Many people find it beneficial to themselves to help others, volunteer for charities etc, after they retire and ? have enough income to live on.
If someone is Just About Managing it's not liberating, nor does it make them happy, to be made redundant and worry themselves sick how to pay the rent, feed their children, buy school uniform and clothes for them, let alone tell them gently that Father Christmas may not be coming this year.
Harry lives in Cloud Cuckoo Land and has no clue how many people live but then lectures them on how they should be feeling.
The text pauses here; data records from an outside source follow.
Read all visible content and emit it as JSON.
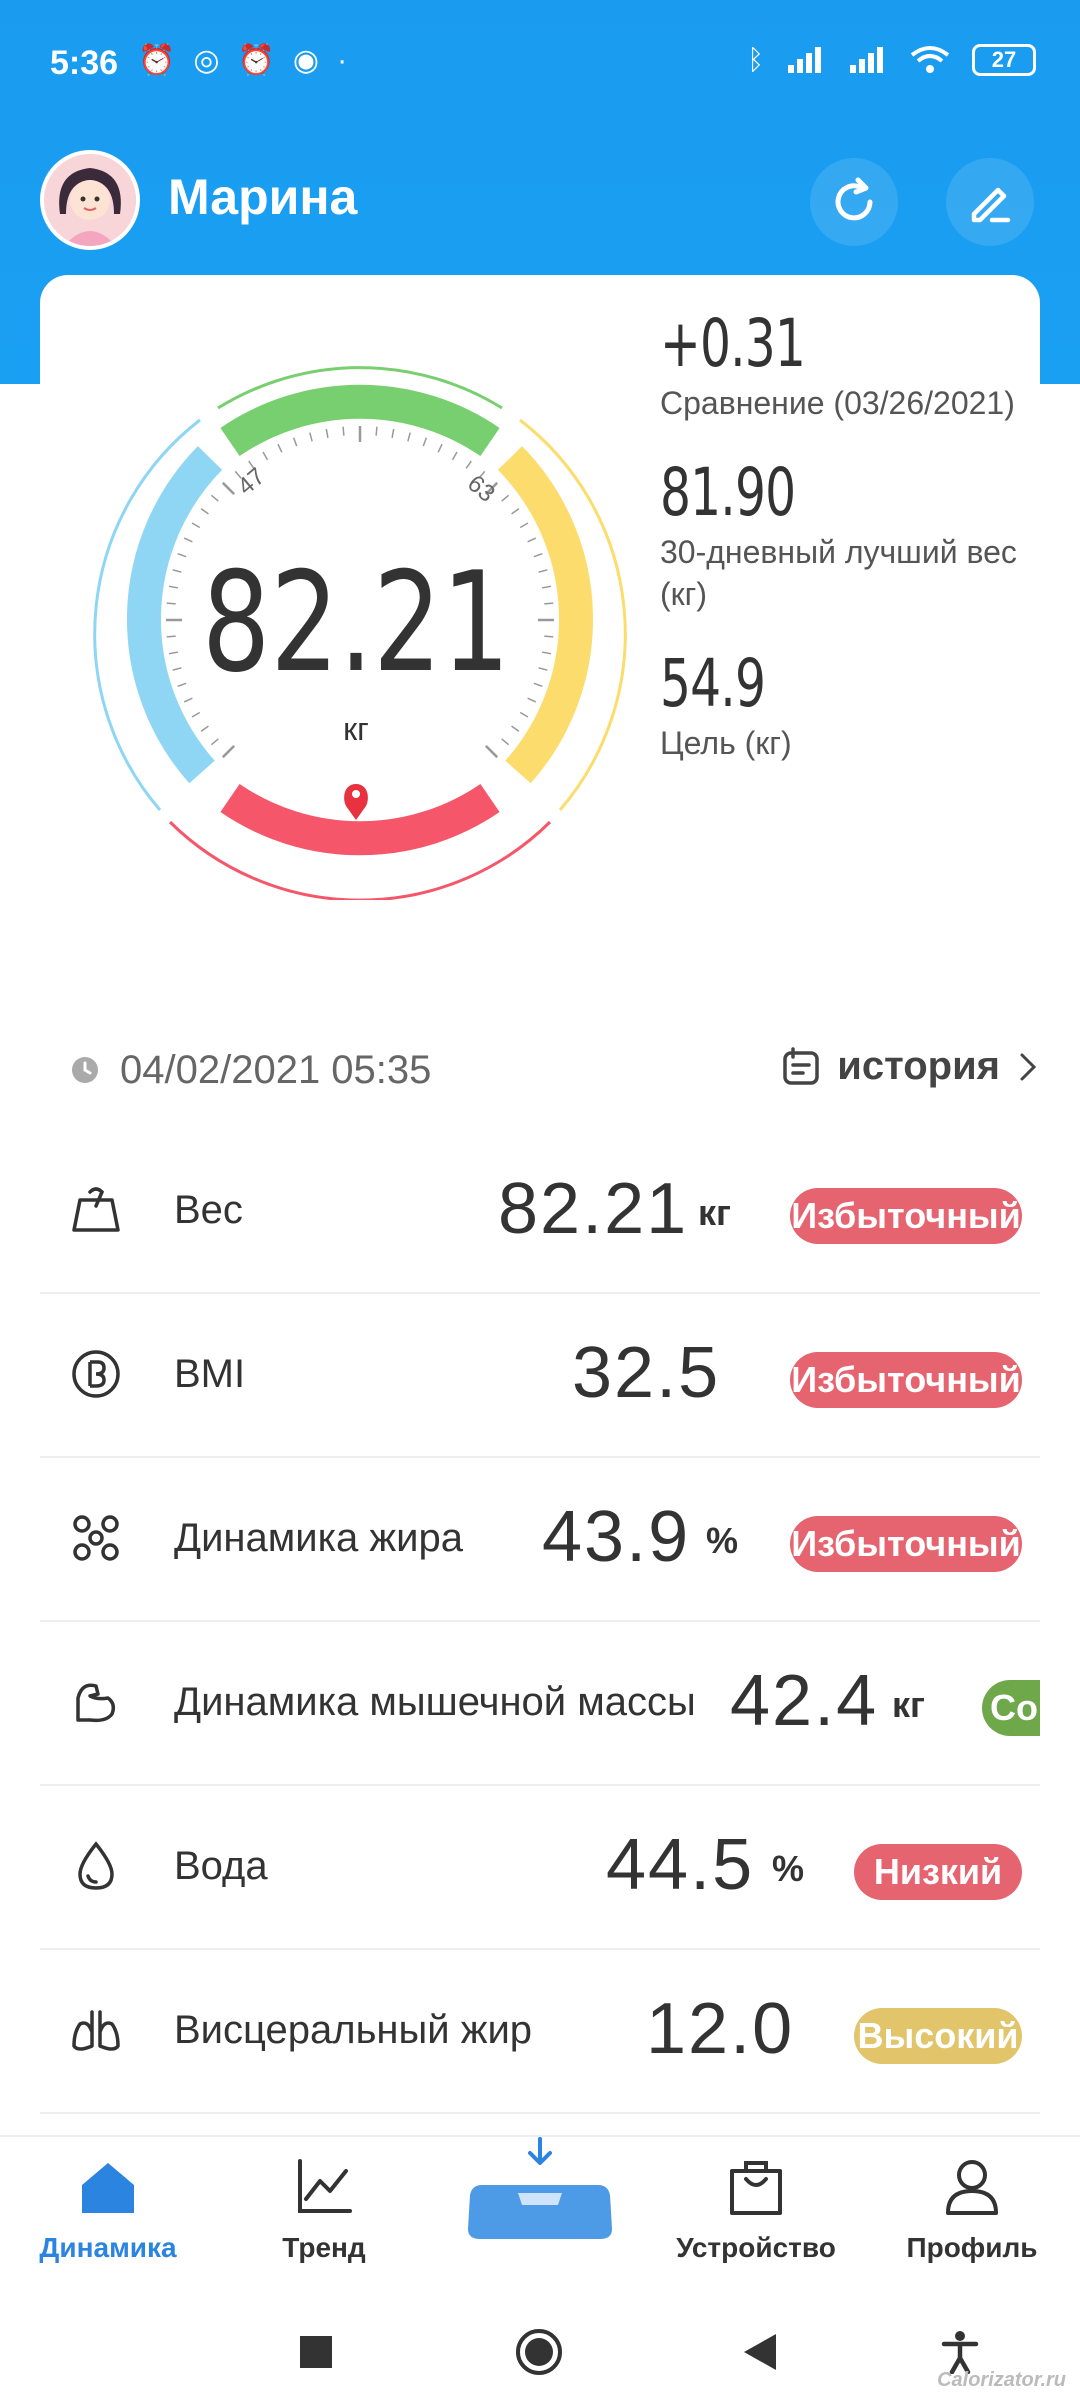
{
  "status_bar": {
    "time": "5:36",
    "battery": "27"
  },
  "profile": {
    "name": "Марина"
  },
  "gauge": {
    "value": "82.21",
    "unit": "кг",
    "tick_min": "47",
    "tick_max": "63",
    "marker_fraction": 0.5
  },
  "side_stats": [
    {
      "value": "+0.31",
      "label": "Сравнение (03/26/2021)"
    },
    {
      "value": "81.90",
      "label": "30-дневный лучший вес (кг)"
    },
    {
      "value": "54.9",
      "label": "Цель (кг)"
    }
  ],
  "measurement": {
    "datetime": "04/02/2021 05:35",
    "history_label": "история"
  },
  "metrics": [
    {
      "name": "Вес",
      "value": "82.21",
      "unit": "кг",
      "status": "Избыточный",
      "status_color": "#e5646f",
      "icon": "scale-icon"
    },
    {
      "name": "BMI",
      "value": "32.5",
      "unit": "",
      "status": "Избыточный",
      "status_color": "#e5646f",
      "icon": "bmi-icon"
    },
    {
      "name": "Динамика жира",
      "value": "43.9",
      "unit": "%",
      "status": "Избыточный",
      "status_color": "#e5646f",
      "icon": "fat-icon"
    },
    {
      "name": "Динамика мышечной массы",
      "value": "42.4",
      "unit": "кг",
      "status": "Совер",
      "status_color": "#6fa84a",
      "icon": "muscle-icon"
    },
    {
      "name": "Вода",
      "value": "44.5",
      "unit": "%",
      "status": "Низкий",
      "status_color": "#e5646f",
      "icon": "water-drop-icon"
    },
    {
      "name": "Висцеральный жир",
      "value": "12.0",
      "unit": "",
      "status": "Высокий",
      "status_color": "#e2c46b",
      "icon": "lungs-icon"
    }
  ],
  "bottom_nav": [
    {
      "label": "Динамика",
      "active": true,
      "icon": "home-icon"
    },
    {
      "label": "Тренд",
      "active": false,
      "icon": "trend-chart-icon"
    },
    {
      "label": "",
      "active": false,
      "icon": "scale-device-icon"
    },
    {
      "label": "Устройство",
      "active": false,
      "icon": "shopping-bag-icon"
    },
    {
      "label": "Профиль",
      "active": false,
      "icon": "person-icon"
    }
  ],
  "colors": {
    "header_blue": "#1a9bf0",
    "accent_blue": "#2a84e0",
    "gauge_green": "#78cf70",
    "gauge_yellow": "#fddc6e",
    "gauge_red": "#f5566a",
    "gauge_blue": "#8ed6f3"
  },
  "watermark": "Calorizator.ru"
}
He is completely self-centred.
Rant over.
Well, not quite, if he is on GN I hope he reads this.
I think Doria is lurking on here.?.
If so, I hope she shows him my post!
She seems the most sensible of all
I suspect, although possibly I'm not speaking for everybody, that some may feel as a parent, Harry's criticism of Charles strikes a chord, because possibly we've been there, albeit in not such a public manner or about such a huge amount of money being withheld. Nevertheless for some, and the many estrangement threads bear testament to the feeling that resonates about offspring per se "ah yes you're being somewhat economical with the truth there" ! So we have sympathy with Charles, because yes it's been our experience too and what recourse does he have to address those accusations. I know one of mine was certainly a complete arse a bit tricky at times, when he presented his version of what has now been rejigged as "my truth" , even he would admit now how skewed that was
This is the nature of families two sides to everything. Royal children not getting on with parents is nothing new, history is awash with troubled relationships, The Kaiser had a difficult relationship with his mother Vicky, Queen Victoria's eldest child, her brother the future Edward VII had an equally strained relationship with Queen Victoria herself.